Here is the sample data:

+---------+-------+---------+
| user_id | step  | device  |
+---------+-------+---------+
| 7bc6de  | step1 | desktop |
| 7bc6de  | step2 | desktop |
| 7bc6de  | step3 | mobile  |
| 7bc6de  | step4 | mobile  |
| 7bc6de  | step5 | desktop |
| 0ee6df  | step1 | tablet  |
| 0ee6df  | step2 | tablet  |
| 0ee6df  | step3 | desktop |
| 0ee6df  | step4 | desktop |
| 0ee6df  | step5 | mobile  |
+---------+-------+---------+

Desired output:

+---------+-------+---------+---------------------------+
| user_id | step  | device  |    device_concatenated    |
+---------+-------+---------+---------------------------+
| 7bc6de  | step1 | desktop | desktop > mobile          |
| 7bc6de  | step2 | desktop | desktop > mobile          |
| 7bc6de  | step3 | mobile  | desktop > mobile          |
| 7bc6de  | step4 | mobile  | desktop > mobile          |
| 7bc6de  | step5 | desktop | desktop > mobile          |
| 0ee6df  | step1 | tablet  | tablet > desktop > mobile |
| 0ee6df  | step2 | tablet  | tablet > desktop > mobile |
| 0ee6df  | step3 | desktop | tablet > desktop > mobile |
| 0ee6df  | step4 | desktop | tablet > desktop > mobile |
| 0ee6df  | step5 | mobile  | tablet > desktop > mobile |
+---------+-------+---------+---------------------------+

Additional scenario:

In the table, there're duplicate steps, i.e. a user can see the same step with different devices at different times. In this case, how can I get the first step per user and device with the change like below in the expected outcome?
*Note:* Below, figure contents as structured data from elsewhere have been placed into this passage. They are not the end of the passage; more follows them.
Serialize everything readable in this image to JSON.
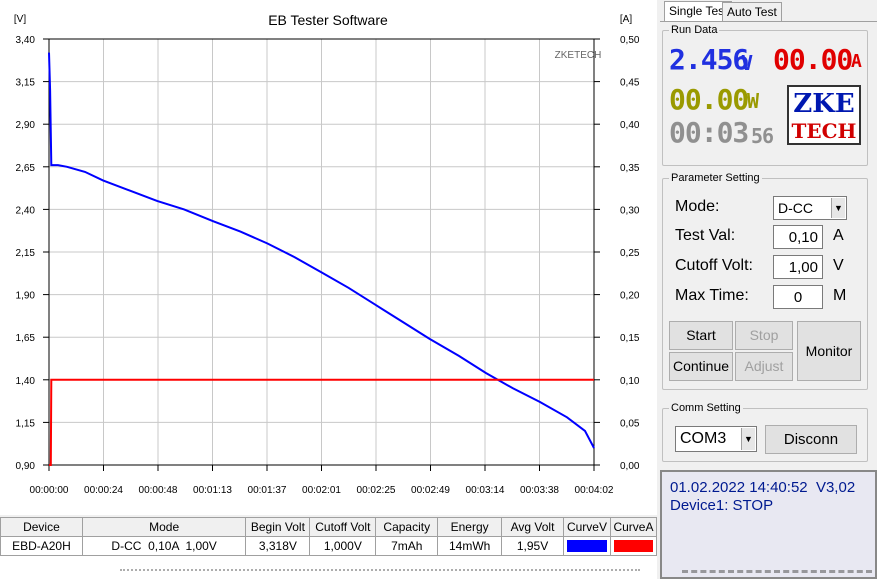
{
  "chart": {
    "title": "EB Tester Software",
    "watermark": "ZKETECH",
    "left_unit": "[V]",
    "right_unit": "[A]",
    "left_ticks": [
      "3,40",
      "3,15",
      "2,90",
      "2,65",
      "2,40",
      "2,15",
      "1,90",
      "1,65",
      "1,40",
      "1,15",
      "0,90"
    ],
    "right_ticks": [
      "0,50",
      "0,45",
      "0,40",
      "0,35",
      "0,30",
      "0,25",
      "0,20",
      "0,15",
      "0,10",
      "0,05",
      "0,00"
    ],
    "x_ticks": [
      "00:00:00",
      "00:00:24",
      "00:00:48",
      "00:01:13",
      "00:01:37",
      "00:02:01",
      "00:02:25",
      "00:02:49",
      "00:03:14",
      "00:03:38",
      "00:04:02"
    ]
  },
  "chart_data": {
    "type": "line",
    "title": "EB Tester Software",
    "xlabel": "",
    "ylabel": "[V]",
    "y2label": "[A]",
    "x_unit": "seconds",
    "xlim": [
      0,
      242
    ],
    "ylim": [
      0.9,
      3.4
    ],
    "y2lim": [
      0.0,
      0.5
    ],
    "grid": true,
    "series": [
      {
        "name": "CurveV",
        "axis": "left",
        "color": "#0000ff",
        "x": [
          0,
          0.5,
          1,
          2,
          4,
          8,
          16,
          24,
          36,
          48,
          60,
          73,
          85,
          97,
          109,
          121,
          133,
          145,
          157,
          169,
          182,
          194,
          206,
          218,
          230,
          238,
          242
        ],
        "y": [
          3.32,
          3.1,
          2.66,
          2.66,
          2.66,
          2.65,
          2.62,
          2.57,
          2.51,
          2.45,
          2.4,
          2.33,
          2.27,
          2.2,
          2.12,
          2.03,
          1.94,
          1.84,
          1.74,
          1.64,
          1.54,
          1.44,
          1.35,
          1.27,
          1.18,
          1.1,
          1.0
        ]
      },
      {
        "name": "CurveA",
        "axis": "right",
        "color": "#ff0000",
        "x": [
          0,
          0.8,
          1,
          242
        ],
        "y": [
          0.0,
          0.0,
          0.1,
          0.1
        ]
      }
    ]
  },
  "table": {
    "headers": [
      "Device",
      "Mode",
      "Begin Volt",
      "Cutoff Volt",
      "Capacity",
      "Energy",
      "Avg Volt",
      "CurveV",
      "CurveA"
    ],
    "row": [
      "EBD-A20H",
      "D-CC  0,10A  1,00V",
      "3,318V",
      "1,000V",
      "7mAh",
      "14mWh",
      "1,95V"
    ],
    "curve_colors": [
      "#0000ff",
      "#ff0000"
    ]
  },
  "tabs": [
    "Single Test",
    "Auto Test"
  ],
  "run_data": {
    "title": "Run Data",
    "voltage": "2.456",
    "voltage_unit": "V",
    "current": "00.00",
    "current_unit": "A",
    "power": "00.00",
    "power_unit": "W",
    "time": "00:03",
    "time_suffix": "56",
    "logo_top": "ZKE",
    "logo_bottom": "TECH"
  },
  "parameter": {
    "title": "Parameter Setting",
    "mode_label": "Mode:",
    "mode_value": "D-CC",
    "test_val_label": "Test Val:",
    "test_val": "0,10",
    "test_val_unit": "A",
    "cutoff_label": "Cutoff Volt:",
    "cutoff_value": "1,00",
    "cutoff_unit": "V",
    "max_time_label": "Max Time:",
    "max_time_value": "0",
    "max_time_unit": "M",
    "start": "Start",
    "stop": "Stop",
    "continue": "Continue",
    "adjust": "Adjust",
    "monitor": "Monitor"
  },
  "comm": {
    "title": "Comm Setting",
    "port": "COM3",
    "disconnect": "Disconn"
  },
  "status": {
    "line1": "01.02.2022 14:40:52  V3,02",
    "line2": "Device1: STOP"
  }
}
+---------+-------+---------------------+---------+
| user_id | step  |     created_at      | device  |
+---------+-------+---------------------+---------+
| user1   | step1 | 2021-03-16 14:03:16 | mobile  |
| user1   | step2 | 2021-03-16 14:04:07 | mobile  |
| user1   | step2 | 2021-03-16 14:03:47 | desktop |
| user1   | step3 | 2021-03-16 14:03:55 | mobile  |
| user1   | step3 | 2021-03-16 14:04:00 | mobile  |
| user1   | step1 | 2021-03-16 14:04:02 | desktop |
| user1   | step2 | 2021-03-16 14:03:16 | mobile  |
| user1   | step3 | 2021-03-16 14:04:07 | mobile  |
| user1   | step4 | 2021-03-16 14:04:08 | desktop |
| user1   | step4 | 2021-03-16 14:04:09 | tablet  |
+---------+-------+---------------------+---------+

The expected result:

+---------+-------+---------------------+---------+---------------------+
| user_id | step  |     created_at      | device  | device_concatenated |
+---------+-------+---------------------+---------+---------------------+
| user1   | step1 | 2021-03-16 14:03:16 | mobile  | mobile > desktop    |
| user1   | step2 | 2021-03-16 14:03:16 | mobile  | mobile > desktop    |
| user1   | step3 | 2021-03-16 14:03:55 | mobile  | mobile > desktop    |
| user1   | step4 | 2021-03-16 14:04:08 | desktop | mobile > desktop    |
+---------+-------+---------------------+---------+---------------------+

Solution

  • https://www.db-fiddle.com/f/ooSmXAxqVHNxqD8sJ6wZfr/0

    with first_seen_per_user_and_device AS (
    select user_id, device, min(step) first_seen_step
    from input_data
    group by user_id, device
    ),
    user_to_devices as(
    SELECT user_id, array_to_string(
      array_agg(device order by first_seen_step), ' > ') device_concatenated
      from first_seen_per_user_and_device
    group by 1
    )
    SELECT input_data.*, device_concatenated 
    from input_data
    join user_to_devices
      ON user_to_devices.user_id = input_data.user_id;
    

    If it's possible for the same user & step to be seen with multiple devices, you'll want to add an additional WITH clause to pick only the one you want (eg, the earliest one), using a SELECT DISTINCT:

    https://www.db-fiddle.com/f/w9ZRvpQ7KXgdVKCTDAb43o/0

    WITH input_data as (
      select distinct on (user_id, step) user_id, step, created_at, device
      from input_data_with_created_at
      ORDER BY user_id, step, created_at
    ), 
    (...) -- Rest of the CTEs, same as before but with timestamp included.